Le Royaume-Uni est confronté à une épidémie « sans précédent » de méningite. Deux personnes sont décédées et 27 cas ont été recensés à ce jour. L’épidémie aurait pour origine trois soirées organisées début mars dans une discothèque fréquentée par des étudiants de l’université du Kent, à Canterbury, au sud-est de l’Angleterre. Mais le Royaume-Uni n’est pas un cas à part. Depuis l’arrêt des mesures sanitaires liées au Covid-19, les infections graves à méningocoques ont connu un rebond sans précédent en France. En 2024, 615 cas ont été déclarés.
Si les méningites virales, fréquentes à tout âge, sont souvent bénignes, celles bactériennes, plus rares, ont un taux de mortalité autour de 10 %. Les enfants de moins de 5 ans et les jeunes de 15 à 24 ans sont les deux populations les plus touchées. C’est la raison pour laquelle le gouvernement a rendu obligatoire depuis le 1er janvier 2025 la vaccination contre plusieurs méningocoques pour les nourrissons.
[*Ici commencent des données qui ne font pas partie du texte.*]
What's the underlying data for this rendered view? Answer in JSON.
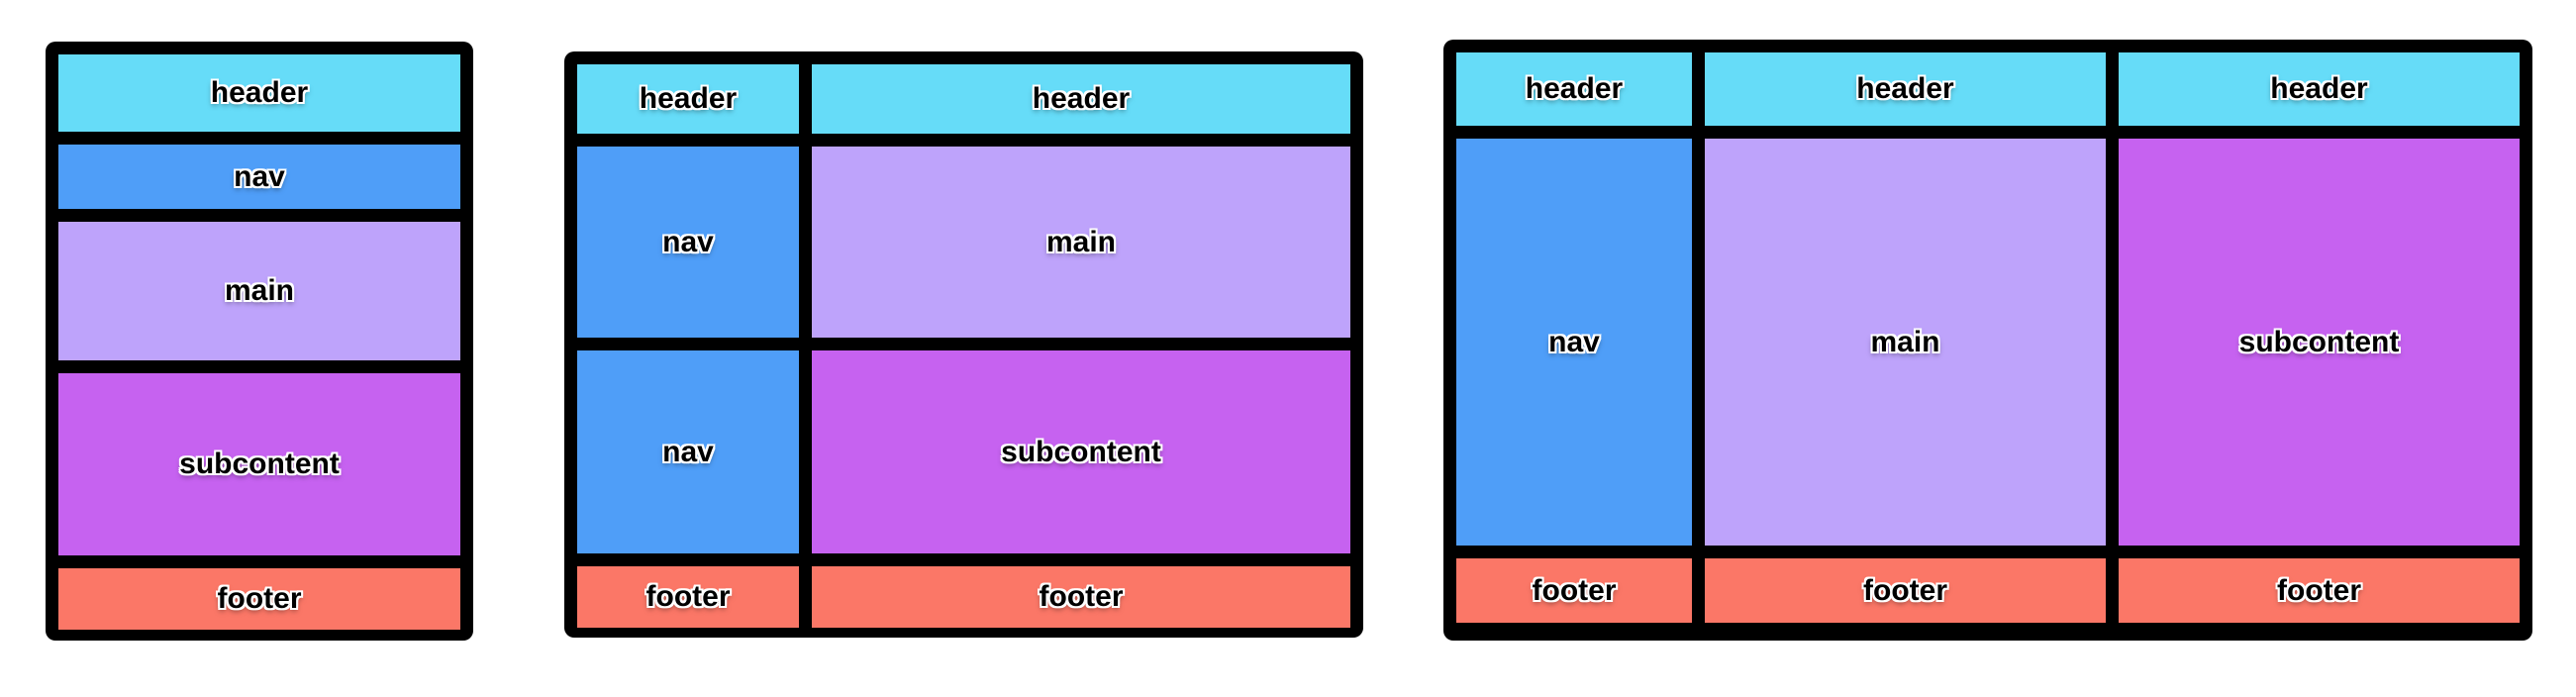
{
  "colors": {
    "header": "#66dcf8",
    "nav": "#4f9ef8",
    "main": "#bea3fb",
    "subcontent": "#c662f0",
    "footer": "#fb7767",
    "border": "#000000"
  },
  "layouts": [
    {
      "cells": [
        {
          "area": "header",
          "label": "header"
        },
        {
          "area": "nav",
          "label": "nav"
        },
        {
          "area": "main",
          "label": "main"
        },
        {
          "area": "subcontent",
          "label": "subcontent"
        },
        {
          "area": "footer",
          "label": "footer"
        }
      ]
    },
    {
      "cells": [
        {
          "area": "header",
          "label": "header"
        },
        {
          "area": "header",
          "label": "header"
        },
        {
          "area": "nav",
          "label": "nav"
        },
        {
          "area": "main",
          "label": "main"
        },
        {
          "area": "nav",
          "label": "nav"
        },
        {
          "area": "subcontent",
          "label": "subcontent"
        },
        {
          "area": "footer",
          "label": "footer"
        },
        {
          "area": "footer",
          "label": "footer"
        }
      ]
    },
    {
      "cells": [
        {
          "area": "header",
          "label": "header"
        },
        {
          "area": "header",
          "label": "header"
        },
        {
          "area": "header",
          "label": "header"
        },
        {
          "area": "nav",
          "label": "nav"
        },
        {
          "area": "main",
          "label": "main"
        },
        {
          "area": "subcontent",
          "label": "subcontent"
        },
        {
          "area": "footer",
          "label": "footer"
        },
        {
          "area": "footer",
          "label": "footer"
        },
        {
          "area": "footer",
          "label": "footer"
        }
      ]
    }
  ]
}
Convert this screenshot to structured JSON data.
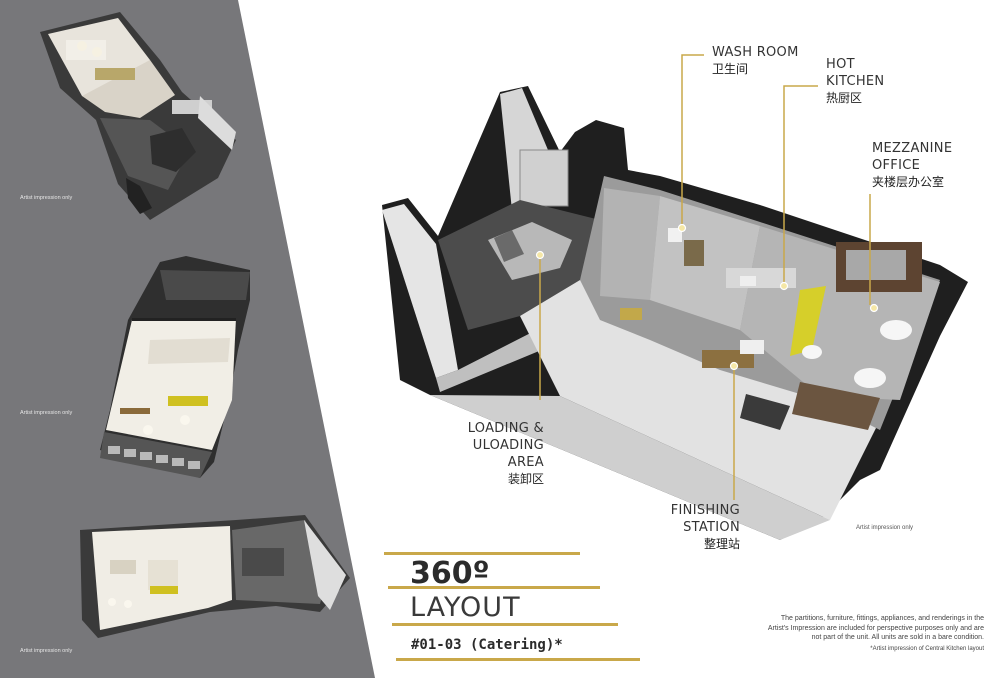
{
  "side_renders": [
    {
      "caption": "Artist impression only"
    },
    {
      "caption": "Artist impression only"
    },
    {
      "caption": "Artist impression only"
    }
  ],
  "main_render": {
    "caption": "Artist impression only"
  },
  "callouts": {
    "wash_room": {
      "title": "WASH ROOM",
      "cn": "卫生间"
    },
    "hot_kitchen": {
      "title_line1": "HOT",
      "title_line2": "KITCHEN",
      "cn": "热厨区"
    },
    "mezzanine": {
      "title_line1": "MEZZANINE",
      "title_line2": "OFFICE",
      "cn": "夹楼层办公室"
    },
    "loading": {
      "title_line1": "LOADING &",
      "title_line2": "ULOADING AREA",
      "cn": "装卸区"
    },
    "finishing": {
      "title_line1": "FINISHING",
      "title_line2": "STATION",
      "cn": "整理站"
    }
  },
  "heading": {
    "big": "360º",
    "layout": "LAYOUT",
    "unit": "#01-03 (Catering)*"
  },
  "disclaimer": {
    "line1": "The partitions, furniture, fittings, appliances, and renderings in the",
    "line2": "Artist's Impression are included for perspective purposes only and are",
    "line3": "not part of the unit. All units are sold in a bare condition.",
    "line4": "*Artist impression of Central Kitchen layout"
  },
  "colors": {
    "panel_grey": "#77777a",
    "gold": "#c9a84a",
    "text_dark": "#2b2b2b"
  }
}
Mais pourquoi cette maladie infectieuse mortelle touche-t-elle majoritairement les jeunes ?
Un système immunitaire immature
L’immunité plus fragile des jeunes enfants explique en partie cette surreprésentation. « Le système immunitaire de l’enfant est en partie immature et sa production d’anticorps est moins efficace vis-à-vis de certaines infections bactériennes, comme le méningocoque et le pneumocoque, souligne Benjamin Davido, médecin infectiologue à l’Hôpital Raymond Poincaré de Garches. Ces infections, sur des systèmes immunitaires immatures, créent volontiers des méningites, d’où l’intérêt de la vaccination. »
Un portage sain fréquent
Comme pour la grippe, des personnes peuvent être porteuses du méningocoque sans avoir de symptômes. « Parmi les adolescents et jeunes adultes infectés, jusqu’à 30 % sont asymptomatiques, contre 10 % maximum dans la population générale », précise Emmanuel Piednoir, infectiologue à l’hôpital de Granville et professeur à l’Université de Caen. Ces porteurs sains vont participer à la circulation de la bactérie.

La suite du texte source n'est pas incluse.